7 Constitui-se à medida que dessacraliza a si mesmo e dessacraliza o mundo. Daí seu desprezo pelos membros do povoado: na presença deles e diante de seu sistema ontológico, sua identidade já não é. Considerações finais O texto O sino de ouro, de Rubem Braga, orquestra magistralmente a dicotomia homem arcaico vs homem moderno e alguns de seus desdobramentos, conforme buscouse demonstrar. Percebe-se que o foco do narrador incide no abismo entre as duas formas de perceber o mundo: a ontológica e a histórica. Consequentemente, a divergência entre estes sistemas e suas formas de pensamento inerentes, redunda em condutas humanas opostas.

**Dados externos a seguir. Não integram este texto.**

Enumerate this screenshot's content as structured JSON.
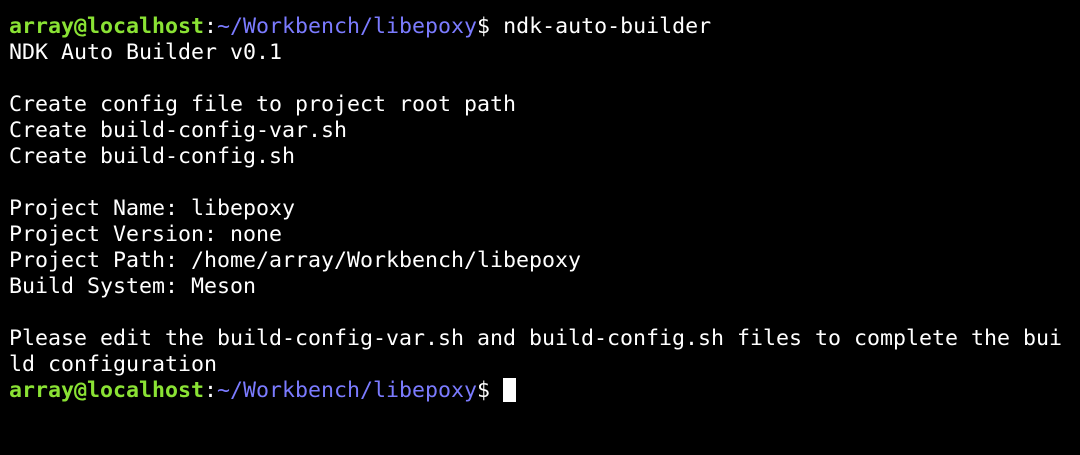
{
  "prompt": {
    "user_host": "array@localhost",
    "separator": ":",
    "path": "~/Workbench/libepoxy",
    "symbol": "$"
  },
  "command": " ndk-auto-builder",
  "output": [
    "NDK Auto Builder v0.1",
    "",
    "Create config file to project root path",
    "Create build-config-var.sh",
    "Create build-config.sh",
    "",
    "Project Name: libepoxy",
    "Project Version: none",
    "Project Path: /home/array/Workbench/libepoxy",
    "Build System: Meson",
    "",
    "Please edit the build-config-var.sh and build-config.sh files to complete the bui",
    "ld configuration"
  ],
  "colors": {
    "background": "#000000",
    "user_host": "#8ae234",
    "path": "#7b7bff",
    "text": "#ffffff"
  }
}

Neste sentido, o texto desacomoda o leitor. Leva-o a refletir a respeito da diferença clara entre o sagrado e o profano, o espiritual e o material. De fato, arrasta-o inevitavelmente ao encontro de si mesmo e à autorreflexão. Parece ser este um dos maiores méritos da crônica O sino de ouro. Referências bibliográficas BRAGA, Rubem. O sino de ouro. In: A Borboleta Dourada. Rio de Janeiro: Record, ELIADE, Mircea. Mito e Realidade. Tradução de... São Paulo: Perspectiva, ELIADE, Mircea. O sagrado e o Profano. Tradução de... São Paulo, Martins Fontes, 1995.